With all the tools listed, let's compare the developer-experience, efficency and more.

What the Rust-Stack does better than the Python-Stack

There are many things the Rust-stuff does better than the Python-stuff, for example resource usage (eg. FastAPI uses ~150mb in idle, Actix ~20mb, so Actix uses 7 times less ram than FastAPI in idle) and stability and reliability. What do I mean by stability and reliability? Since Rust uses a compiler, nearly every bug that is in the code and doesn't come from logic-errors will be noticed, otherwise the compiler will complain. In Python, in comparison, many bugs will just sneak into your final product and the errors will just pop up if the software is deployed in production. The compiler gives you also one binary, not like Python where you need many script-files with your code, dependencies and the Python-interpreter itself. In Rust, I can also embed my frontend into the code easily. Lets quickly compare the steps to set a Rust/Python program up:

Rust

  • Download the file (wget https://sth.test/<file>)
  • Make it executable (chmod +x <file>)
  • Run it (./<file>)

Python

  • Install Python (sudo apt install python3)
  • (Probably) install something like Poetry or Pipenv (pip3 install poetry/pipenv)
  • Download the source-code (git clone https://github.com/mawoka-myblock/<project>)
  • Install the dependencies (pipenv install)
  • Run the application

As you can see, the end-user would definetely prefer the first method (the rusty-one)

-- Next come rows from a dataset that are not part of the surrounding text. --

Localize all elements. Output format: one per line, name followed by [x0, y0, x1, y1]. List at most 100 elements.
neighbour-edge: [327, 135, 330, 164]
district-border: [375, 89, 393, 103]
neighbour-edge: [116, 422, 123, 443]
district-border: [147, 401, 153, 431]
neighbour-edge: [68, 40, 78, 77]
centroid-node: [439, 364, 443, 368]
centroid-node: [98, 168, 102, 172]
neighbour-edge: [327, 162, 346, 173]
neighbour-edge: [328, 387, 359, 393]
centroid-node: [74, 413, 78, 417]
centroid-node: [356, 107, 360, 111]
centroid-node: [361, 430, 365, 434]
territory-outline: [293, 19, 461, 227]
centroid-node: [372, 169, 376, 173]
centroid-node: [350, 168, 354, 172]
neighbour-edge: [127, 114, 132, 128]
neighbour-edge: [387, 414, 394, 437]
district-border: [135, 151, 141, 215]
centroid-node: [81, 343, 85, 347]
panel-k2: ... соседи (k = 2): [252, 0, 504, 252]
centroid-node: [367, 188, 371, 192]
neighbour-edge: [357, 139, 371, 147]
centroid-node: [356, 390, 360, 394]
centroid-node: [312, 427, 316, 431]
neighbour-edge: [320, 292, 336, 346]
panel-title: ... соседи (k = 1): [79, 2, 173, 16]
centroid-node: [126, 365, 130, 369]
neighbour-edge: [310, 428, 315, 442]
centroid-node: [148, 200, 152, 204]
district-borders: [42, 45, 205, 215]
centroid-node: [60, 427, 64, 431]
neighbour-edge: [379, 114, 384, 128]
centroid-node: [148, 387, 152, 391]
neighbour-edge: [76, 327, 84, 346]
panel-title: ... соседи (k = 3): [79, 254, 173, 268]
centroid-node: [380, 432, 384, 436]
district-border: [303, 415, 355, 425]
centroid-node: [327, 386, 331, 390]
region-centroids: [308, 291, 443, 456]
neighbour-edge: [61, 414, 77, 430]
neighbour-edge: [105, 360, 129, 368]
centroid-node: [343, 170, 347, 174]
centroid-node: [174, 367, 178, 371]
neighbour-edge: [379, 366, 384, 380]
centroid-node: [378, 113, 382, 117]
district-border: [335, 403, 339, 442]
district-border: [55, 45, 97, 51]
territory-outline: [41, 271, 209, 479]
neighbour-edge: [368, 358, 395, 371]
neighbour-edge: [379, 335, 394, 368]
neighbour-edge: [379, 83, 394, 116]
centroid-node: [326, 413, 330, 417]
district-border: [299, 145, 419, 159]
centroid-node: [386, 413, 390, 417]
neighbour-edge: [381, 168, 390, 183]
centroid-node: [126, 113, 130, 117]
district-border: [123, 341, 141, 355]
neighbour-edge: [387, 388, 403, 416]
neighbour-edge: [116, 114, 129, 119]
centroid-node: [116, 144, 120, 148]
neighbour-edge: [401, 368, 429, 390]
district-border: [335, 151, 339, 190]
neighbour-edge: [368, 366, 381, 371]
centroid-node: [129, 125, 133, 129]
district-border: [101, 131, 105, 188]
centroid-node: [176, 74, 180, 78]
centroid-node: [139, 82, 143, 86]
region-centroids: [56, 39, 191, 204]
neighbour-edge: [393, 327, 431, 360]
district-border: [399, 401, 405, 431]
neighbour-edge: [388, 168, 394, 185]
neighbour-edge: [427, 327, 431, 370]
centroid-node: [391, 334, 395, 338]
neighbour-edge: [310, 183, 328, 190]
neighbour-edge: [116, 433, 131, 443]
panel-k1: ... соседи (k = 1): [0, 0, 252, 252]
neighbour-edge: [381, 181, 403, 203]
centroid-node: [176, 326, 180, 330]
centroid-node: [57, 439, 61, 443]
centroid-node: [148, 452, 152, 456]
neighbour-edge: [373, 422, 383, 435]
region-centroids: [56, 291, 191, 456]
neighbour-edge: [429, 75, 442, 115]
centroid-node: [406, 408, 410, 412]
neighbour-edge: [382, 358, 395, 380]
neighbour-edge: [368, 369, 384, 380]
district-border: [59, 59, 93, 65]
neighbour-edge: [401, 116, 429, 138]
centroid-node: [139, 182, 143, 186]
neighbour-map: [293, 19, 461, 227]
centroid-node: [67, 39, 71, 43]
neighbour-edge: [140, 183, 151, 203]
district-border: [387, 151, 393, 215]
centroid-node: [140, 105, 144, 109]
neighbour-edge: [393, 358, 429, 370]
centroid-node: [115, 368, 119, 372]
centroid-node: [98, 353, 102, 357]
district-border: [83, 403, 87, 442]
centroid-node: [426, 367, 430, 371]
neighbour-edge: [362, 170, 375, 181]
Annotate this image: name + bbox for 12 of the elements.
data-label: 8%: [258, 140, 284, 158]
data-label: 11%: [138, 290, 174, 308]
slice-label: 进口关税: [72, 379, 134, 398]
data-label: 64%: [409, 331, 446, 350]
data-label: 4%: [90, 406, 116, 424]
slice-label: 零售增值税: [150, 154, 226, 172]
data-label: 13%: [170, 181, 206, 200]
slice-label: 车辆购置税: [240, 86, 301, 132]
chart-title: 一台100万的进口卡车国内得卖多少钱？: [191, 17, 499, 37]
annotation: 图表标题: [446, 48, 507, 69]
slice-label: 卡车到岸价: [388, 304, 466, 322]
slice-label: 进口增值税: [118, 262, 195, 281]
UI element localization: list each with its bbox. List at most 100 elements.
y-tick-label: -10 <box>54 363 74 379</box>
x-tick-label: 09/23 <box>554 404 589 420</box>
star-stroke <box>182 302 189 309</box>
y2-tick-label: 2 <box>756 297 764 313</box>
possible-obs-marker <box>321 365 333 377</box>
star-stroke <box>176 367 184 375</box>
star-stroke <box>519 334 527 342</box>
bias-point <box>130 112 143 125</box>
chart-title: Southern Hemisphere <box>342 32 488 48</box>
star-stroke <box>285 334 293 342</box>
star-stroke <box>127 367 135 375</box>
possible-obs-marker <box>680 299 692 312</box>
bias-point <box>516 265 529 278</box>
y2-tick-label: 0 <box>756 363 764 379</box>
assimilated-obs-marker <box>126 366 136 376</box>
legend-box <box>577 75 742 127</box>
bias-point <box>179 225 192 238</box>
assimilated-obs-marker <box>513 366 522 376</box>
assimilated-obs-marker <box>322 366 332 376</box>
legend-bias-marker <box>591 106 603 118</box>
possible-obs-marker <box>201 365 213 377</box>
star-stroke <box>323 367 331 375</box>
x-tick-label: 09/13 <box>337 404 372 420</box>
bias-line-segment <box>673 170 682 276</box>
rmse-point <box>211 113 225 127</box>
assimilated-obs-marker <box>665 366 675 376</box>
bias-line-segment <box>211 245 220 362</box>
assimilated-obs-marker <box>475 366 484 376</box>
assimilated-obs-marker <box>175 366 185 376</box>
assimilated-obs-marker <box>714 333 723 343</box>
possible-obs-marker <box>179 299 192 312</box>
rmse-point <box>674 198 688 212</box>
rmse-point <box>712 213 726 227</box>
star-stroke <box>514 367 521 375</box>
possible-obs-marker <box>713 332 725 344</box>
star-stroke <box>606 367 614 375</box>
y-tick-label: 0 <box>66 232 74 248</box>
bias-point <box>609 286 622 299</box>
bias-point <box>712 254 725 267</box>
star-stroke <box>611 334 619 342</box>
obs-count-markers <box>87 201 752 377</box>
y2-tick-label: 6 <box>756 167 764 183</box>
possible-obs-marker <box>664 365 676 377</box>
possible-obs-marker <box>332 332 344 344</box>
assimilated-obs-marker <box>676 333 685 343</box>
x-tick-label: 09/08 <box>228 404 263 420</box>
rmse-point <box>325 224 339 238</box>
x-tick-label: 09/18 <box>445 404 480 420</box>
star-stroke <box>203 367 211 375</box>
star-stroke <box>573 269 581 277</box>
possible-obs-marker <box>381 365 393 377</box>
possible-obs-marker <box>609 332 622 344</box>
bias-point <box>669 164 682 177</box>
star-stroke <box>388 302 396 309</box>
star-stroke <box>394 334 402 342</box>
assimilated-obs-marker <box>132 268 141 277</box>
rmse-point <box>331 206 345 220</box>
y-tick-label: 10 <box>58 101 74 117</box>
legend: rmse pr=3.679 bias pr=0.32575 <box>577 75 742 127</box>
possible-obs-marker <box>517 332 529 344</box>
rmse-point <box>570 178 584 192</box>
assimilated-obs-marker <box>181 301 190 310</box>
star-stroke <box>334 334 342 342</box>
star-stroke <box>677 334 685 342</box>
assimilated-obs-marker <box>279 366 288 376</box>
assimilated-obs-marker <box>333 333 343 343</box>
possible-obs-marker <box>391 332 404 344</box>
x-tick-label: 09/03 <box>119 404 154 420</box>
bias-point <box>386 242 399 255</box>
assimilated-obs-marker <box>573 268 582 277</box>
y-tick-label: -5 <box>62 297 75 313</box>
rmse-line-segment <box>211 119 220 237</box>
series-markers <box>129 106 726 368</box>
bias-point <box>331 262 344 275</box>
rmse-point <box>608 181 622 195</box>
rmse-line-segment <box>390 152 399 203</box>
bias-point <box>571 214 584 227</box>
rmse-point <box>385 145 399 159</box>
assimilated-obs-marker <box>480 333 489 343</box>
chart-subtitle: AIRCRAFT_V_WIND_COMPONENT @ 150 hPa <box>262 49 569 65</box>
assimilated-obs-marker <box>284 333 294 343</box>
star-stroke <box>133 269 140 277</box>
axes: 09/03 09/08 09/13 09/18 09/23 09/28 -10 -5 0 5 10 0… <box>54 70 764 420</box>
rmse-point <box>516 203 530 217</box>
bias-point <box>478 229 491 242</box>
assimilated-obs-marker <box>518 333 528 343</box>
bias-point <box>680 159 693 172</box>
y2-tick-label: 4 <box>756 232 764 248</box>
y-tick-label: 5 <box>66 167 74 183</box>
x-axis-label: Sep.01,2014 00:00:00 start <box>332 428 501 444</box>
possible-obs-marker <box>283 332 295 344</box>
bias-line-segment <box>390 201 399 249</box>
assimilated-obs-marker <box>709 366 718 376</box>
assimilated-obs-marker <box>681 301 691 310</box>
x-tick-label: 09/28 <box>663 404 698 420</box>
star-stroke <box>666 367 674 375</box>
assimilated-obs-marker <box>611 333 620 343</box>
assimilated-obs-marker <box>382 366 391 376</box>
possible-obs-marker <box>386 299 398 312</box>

All in all, the end-user would get an application, which is easier to install, faster and more efficient.

What the Python-Stack does better than the Rust-Stack

There is one huge aspect: speed of development, because many things are easier and simpler than in Rust. Of course, with the time you'll get to know Rust quite well, but at the beginning, you're pretty slow. Then, there is the ORM-situation. Ormar is just great. It makes declaring your models easy and quick. In Rust, you have to write your own migrations in SQL, maintain objects which have the same properties as your SQL-schema has and more. This adds an extra layer of complexity. Then, in Rust, you also have to care about memory-management. Not like C(++) but you still have to do it (kinda), but the compiler helps you (most) of the time. There's also auto-reloading in both stacks, but for Rust a reload takes between 2 and 8 seconds, with Python at most 1 second. This can slow you down dramatically. FastAPI's main-feature is also the automatic documentation via Swagger/OpenAPI, which Actix sadly can't provide.

Conclusion

Should you start with Rust and Actix if you already use FastAPI and you're happy?

I'd say yes, just try it. More efficient software is also better for the climate and the consumer.

Sould you start with FastAPI and Python if you're a Rustacean?

No, unless development-speed is more important to you than stability/efficency is.

Should you start with Rust or Python if you're new to web-APIs?

Start with FastAPI. The docs of FastAPI are also great, in particular, so you can learn what all even belongs to web-development.


I'd definetely use more Rust, but Rust won't replace FastAPI/Python completely.